Io non sono di Mdp, io sono di Campo progressista. Ma se si decide di
fare la strada insieme sarebbe bene informare i compagni di viaggio,
devi comunicare con chi ti sta vicino». In questo colloquio l’ex sindaco
di Milano ribatte a tutte le critiche che i dirigenti della sinistra
gli muovono a mezza bocca. Ma alla fine sempre lì si torna: a Massimo
D’Alema. «Il suo passo indietro sarebbe un bene per la sinistra e per il
Paese. E si dimentica sempre di dire che io parlo anche di me. Sarei il
primo a farmi da parte se non ci fossero le condizioni per unire».
Dicono
i compagni di viaggio: Pisapia si occupa troppo di formule -
l’allargamento, il centrosinistra, l’ispirazione ulivista - e poco di
andare a prendere i voti. «Io penso solo ai voti - risponde l’ex sindaco
- e le riunioni a porte chiuse sono la parte meno entusiasmante di
questa impresa. La scorsa settimana sono stato a Mantova, Parma e
Napoli. Domani (oggi ndr) vado a Ravenna, il giorno dopo sono a Roma per
le Officine delle idee, poi corro a Brindisi. A me interessano i
dibattiti aperti a tutti, non solo ai propri militanti. Per quello
partecipo anche alle Feste dell’Unità. Dappertutto mi chiedono il
cambiamento e di stare uniti. Sto girando l’Italia, non capisco perché
si voglia dare un’altra impressione ». Gli dicono, sempre i compagni di
viaggio: prendi quello che c’è, non lasciare fuori nessuno, tutti sono
indispensabili per creare una forza e contrastare gli avversari, Renzi
in primis. «Ma quello che c’è non è affatto sufficiente. Lì fuori
ballano 3 milioni e mezzo di voti da recuperare e il problema è andare
prendere quelli che non ci stanno, non quelli che ci sono già. Parliamo
di milioni e milioni, che in questi anni sono andati ai grillini o di
chi non è andato a votare al secondo turno delle amministrative.
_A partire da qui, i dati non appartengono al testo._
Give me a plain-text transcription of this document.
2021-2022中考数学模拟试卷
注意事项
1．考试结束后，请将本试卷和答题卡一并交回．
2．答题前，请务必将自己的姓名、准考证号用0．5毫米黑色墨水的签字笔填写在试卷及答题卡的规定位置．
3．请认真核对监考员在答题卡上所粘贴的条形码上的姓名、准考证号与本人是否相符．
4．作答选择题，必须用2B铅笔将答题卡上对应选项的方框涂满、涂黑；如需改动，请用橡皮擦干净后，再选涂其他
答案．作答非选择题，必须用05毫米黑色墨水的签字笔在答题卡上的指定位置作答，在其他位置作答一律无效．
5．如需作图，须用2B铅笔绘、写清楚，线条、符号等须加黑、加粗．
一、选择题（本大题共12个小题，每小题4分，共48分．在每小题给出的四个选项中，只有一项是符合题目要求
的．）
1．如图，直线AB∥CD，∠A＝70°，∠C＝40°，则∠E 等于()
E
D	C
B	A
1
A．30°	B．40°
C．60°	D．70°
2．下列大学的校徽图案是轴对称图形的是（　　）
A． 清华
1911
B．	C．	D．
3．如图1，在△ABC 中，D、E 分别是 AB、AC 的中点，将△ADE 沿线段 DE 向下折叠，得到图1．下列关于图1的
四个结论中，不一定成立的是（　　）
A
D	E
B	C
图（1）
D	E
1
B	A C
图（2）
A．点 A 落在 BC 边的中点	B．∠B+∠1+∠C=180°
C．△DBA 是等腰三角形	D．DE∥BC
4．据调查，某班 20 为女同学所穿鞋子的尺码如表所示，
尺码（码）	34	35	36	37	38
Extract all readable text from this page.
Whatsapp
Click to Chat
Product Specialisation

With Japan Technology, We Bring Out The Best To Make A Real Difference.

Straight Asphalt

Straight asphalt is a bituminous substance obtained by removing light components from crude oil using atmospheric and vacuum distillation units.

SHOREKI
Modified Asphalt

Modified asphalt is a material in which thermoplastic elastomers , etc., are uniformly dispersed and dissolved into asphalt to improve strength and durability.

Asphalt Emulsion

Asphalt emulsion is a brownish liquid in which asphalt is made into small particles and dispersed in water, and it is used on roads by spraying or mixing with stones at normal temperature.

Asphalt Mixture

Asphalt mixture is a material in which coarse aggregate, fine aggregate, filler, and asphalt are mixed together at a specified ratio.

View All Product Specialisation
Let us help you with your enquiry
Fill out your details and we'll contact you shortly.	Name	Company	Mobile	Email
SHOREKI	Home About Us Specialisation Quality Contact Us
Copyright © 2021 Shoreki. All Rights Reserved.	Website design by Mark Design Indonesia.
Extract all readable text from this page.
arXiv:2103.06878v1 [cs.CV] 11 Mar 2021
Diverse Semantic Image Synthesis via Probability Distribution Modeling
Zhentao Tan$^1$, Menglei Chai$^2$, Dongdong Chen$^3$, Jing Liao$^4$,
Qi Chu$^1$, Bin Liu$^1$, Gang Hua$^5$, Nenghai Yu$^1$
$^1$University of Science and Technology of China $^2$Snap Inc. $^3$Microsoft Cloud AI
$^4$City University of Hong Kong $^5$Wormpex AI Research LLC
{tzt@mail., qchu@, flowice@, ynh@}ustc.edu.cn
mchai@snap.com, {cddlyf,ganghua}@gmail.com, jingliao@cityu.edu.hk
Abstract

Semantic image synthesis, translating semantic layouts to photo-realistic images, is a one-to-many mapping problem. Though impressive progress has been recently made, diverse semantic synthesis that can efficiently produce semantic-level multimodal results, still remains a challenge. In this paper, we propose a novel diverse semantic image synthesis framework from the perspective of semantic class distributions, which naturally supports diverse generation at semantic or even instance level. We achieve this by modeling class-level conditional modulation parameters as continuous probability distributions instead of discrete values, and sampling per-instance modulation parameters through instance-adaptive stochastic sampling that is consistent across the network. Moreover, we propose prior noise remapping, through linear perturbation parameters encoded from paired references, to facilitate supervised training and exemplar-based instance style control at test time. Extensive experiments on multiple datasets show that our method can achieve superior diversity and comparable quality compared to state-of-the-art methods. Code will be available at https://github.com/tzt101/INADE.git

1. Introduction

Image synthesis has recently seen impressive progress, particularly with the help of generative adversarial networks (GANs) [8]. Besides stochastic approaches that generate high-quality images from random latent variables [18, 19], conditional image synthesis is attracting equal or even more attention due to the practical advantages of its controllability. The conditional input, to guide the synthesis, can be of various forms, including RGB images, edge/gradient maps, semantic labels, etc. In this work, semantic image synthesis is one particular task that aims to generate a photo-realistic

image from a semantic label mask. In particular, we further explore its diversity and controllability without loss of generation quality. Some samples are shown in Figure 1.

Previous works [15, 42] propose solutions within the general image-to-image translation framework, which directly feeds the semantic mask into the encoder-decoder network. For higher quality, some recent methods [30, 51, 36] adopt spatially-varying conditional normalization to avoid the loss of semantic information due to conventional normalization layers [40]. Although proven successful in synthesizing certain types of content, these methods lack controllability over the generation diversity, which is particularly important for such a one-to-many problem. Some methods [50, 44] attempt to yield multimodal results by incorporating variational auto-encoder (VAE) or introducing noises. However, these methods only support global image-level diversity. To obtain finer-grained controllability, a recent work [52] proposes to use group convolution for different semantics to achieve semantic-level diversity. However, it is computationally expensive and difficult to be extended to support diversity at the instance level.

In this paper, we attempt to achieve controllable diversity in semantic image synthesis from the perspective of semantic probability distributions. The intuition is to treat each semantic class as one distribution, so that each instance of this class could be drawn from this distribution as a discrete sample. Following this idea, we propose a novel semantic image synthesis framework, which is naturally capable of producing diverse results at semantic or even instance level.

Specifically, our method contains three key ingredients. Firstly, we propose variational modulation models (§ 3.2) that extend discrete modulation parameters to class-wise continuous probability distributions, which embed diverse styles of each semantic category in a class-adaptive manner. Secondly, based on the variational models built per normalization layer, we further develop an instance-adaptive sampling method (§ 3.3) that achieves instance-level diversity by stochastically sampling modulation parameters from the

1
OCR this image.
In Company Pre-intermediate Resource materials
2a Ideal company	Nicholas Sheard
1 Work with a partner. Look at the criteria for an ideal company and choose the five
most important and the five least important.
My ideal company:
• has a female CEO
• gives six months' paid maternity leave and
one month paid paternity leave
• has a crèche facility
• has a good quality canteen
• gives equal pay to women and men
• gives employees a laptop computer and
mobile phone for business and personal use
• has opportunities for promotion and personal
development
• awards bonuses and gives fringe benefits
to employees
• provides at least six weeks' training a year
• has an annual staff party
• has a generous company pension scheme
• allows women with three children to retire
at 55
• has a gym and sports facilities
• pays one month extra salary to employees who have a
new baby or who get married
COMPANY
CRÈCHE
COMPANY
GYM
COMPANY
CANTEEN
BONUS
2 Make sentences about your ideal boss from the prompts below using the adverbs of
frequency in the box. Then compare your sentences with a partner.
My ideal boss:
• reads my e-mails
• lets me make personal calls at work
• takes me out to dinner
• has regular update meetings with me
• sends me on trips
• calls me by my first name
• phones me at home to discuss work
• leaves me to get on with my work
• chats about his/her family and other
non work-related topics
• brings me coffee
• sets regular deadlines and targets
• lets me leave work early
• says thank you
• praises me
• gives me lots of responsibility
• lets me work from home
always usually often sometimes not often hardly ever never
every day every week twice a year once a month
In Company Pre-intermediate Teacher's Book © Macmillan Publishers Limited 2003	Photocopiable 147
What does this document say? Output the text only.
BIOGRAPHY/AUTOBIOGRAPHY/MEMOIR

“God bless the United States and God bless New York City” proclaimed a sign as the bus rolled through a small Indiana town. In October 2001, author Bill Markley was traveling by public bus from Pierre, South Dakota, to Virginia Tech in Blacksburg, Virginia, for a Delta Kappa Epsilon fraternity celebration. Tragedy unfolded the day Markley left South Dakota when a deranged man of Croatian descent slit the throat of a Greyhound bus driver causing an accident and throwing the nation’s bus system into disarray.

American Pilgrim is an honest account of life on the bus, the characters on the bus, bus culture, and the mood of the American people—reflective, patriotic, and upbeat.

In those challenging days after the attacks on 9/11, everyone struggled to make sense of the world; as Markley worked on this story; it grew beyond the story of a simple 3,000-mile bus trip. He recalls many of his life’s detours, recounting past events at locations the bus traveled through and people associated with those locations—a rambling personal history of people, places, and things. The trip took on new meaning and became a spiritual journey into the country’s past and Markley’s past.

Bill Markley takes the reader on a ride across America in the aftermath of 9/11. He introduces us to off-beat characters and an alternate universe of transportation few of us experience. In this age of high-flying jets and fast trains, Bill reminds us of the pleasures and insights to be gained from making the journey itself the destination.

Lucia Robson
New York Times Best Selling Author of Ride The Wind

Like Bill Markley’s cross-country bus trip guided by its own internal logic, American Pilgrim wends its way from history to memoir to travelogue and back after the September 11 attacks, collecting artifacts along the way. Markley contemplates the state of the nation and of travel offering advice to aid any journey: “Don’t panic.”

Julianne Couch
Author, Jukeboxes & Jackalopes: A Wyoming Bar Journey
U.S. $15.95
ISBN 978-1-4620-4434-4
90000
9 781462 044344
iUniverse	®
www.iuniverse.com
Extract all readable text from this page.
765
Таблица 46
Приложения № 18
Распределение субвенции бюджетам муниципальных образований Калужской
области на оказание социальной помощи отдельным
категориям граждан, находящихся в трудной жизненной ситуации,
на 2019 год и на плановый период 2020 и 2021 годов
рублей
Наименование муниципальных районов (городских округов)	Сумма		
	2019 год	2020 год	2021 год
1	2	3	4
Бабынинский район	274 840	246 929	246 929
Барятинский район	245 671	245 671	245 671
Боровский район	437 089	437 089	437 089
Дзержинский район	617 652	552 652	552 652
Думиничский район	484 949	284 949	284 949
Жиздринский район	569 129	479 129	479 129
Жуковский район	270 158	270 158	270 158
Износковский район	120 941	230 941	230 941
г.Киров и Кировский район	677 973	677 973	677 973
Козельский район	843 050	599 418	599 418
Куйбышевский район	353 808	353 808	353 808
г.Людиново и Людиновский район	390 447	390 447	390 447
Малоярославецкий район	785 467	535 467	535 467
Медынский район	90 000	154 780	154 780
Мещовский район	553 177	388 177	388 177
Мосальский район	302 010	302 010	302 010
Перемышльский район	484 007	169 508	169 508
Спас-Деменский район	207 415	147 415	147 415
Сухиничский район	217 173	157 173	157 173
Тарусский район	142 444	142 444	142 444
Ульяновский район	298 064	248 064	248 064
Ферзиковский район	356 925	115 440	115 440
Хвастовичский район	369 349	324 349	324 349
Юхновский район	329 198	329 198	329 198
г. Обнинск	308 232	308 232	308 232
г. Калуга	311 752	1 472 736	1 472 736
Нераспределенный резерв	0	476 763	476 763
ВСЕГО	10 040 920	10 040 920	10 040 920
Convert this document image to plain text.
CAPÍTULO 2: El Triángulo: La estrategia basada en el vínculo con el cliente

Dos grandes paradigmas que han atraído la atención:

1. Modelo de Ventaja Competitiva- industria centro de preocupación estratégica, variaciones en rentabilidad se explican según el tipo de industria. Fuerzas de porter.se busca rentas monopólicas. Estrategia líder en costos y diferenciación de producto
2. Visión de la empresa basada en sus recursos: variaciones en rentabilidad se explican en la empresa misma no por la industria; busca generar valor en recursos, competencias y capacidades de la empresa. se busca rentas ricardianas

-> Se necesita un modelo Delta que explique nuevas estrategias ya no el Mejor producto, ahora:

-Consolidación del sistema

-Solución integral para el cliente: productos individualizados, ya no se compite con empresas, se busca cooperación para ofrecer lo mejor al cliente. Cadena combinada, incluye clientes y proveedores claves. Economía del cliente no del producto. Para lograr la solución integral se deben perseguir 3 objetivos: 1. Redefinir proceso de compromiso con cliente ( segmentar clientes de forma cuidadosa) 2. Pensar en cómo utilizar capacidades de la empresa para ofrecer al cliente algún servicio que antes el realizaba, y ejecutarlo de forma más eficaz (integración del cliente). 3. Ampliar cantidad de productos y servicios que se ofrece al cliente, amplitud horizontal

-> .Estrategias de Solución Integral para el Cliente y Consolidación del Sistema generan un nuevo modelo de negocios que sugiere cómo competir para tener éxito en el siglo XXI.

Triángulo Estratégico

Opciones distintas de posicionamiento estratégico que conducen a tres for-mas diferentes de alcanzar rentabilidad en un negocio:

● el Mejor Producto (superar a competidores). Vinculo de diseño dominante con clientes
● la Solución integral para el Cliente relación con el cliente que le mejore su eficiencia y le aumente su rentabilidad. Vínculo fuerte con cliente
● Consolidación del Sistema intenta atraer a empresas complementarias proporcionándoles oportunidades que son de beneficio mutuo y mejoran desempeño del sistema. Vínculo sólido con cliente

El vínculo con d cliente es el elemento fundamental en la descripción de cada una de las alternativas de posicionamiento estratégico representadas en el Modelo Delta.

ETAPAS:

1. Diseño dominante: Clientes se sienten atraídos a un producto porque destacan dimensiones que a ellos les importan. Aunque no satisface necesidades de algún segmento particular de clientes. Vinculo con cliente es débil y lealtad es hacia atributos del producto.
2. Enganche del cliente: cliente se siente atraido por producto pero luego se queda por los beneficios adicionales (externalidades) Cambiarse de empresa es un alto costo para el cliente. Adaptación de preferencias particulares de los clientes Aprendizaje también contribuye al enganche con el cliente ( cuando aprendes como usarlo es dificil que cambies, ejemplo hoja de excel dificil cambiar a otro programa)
Altroché restare chiuso a fare le riunioni e occuparmi di formule».
Di
tattica si occupa qualcun altro, fa notare Pisapia. L’ex sindaco
infatti non ha condiviso i passaggi del voto di Mdp sul Def. Oltre che
averne saputo poco. Lui vorrebbe rimanere attaccato al carro del governo
Gentiloni e della trattativa sulla legge di bilancio. Non è uscito
dalla maggioranza e non si sente le mani libere, come hanno detto ieri
Speranza e D’Alema. «C’è stata un’apertura molto chiara da parte di
Padoan. Tutta da verificare, naturalmente. Ma c’è stata. Se una parte
dei miei compagni di strada non la vuole vedere, è un problema ». E se
proprio vogliamo dirla tutta, non è una bella “formula” quella adottata
ieri dai bersanian- dalemiani: «Mi stupisce che chi è stato al governo e
in maggioranza 4 anni, a pochi mesi dalle elezioni esca così, senza
battere ciglio. Su questo bisognerebbe riflettere». E ora? «Ora io
continuo», risponde Pisapia. Se sarà strappo deve ancora consumarsi del
tutto.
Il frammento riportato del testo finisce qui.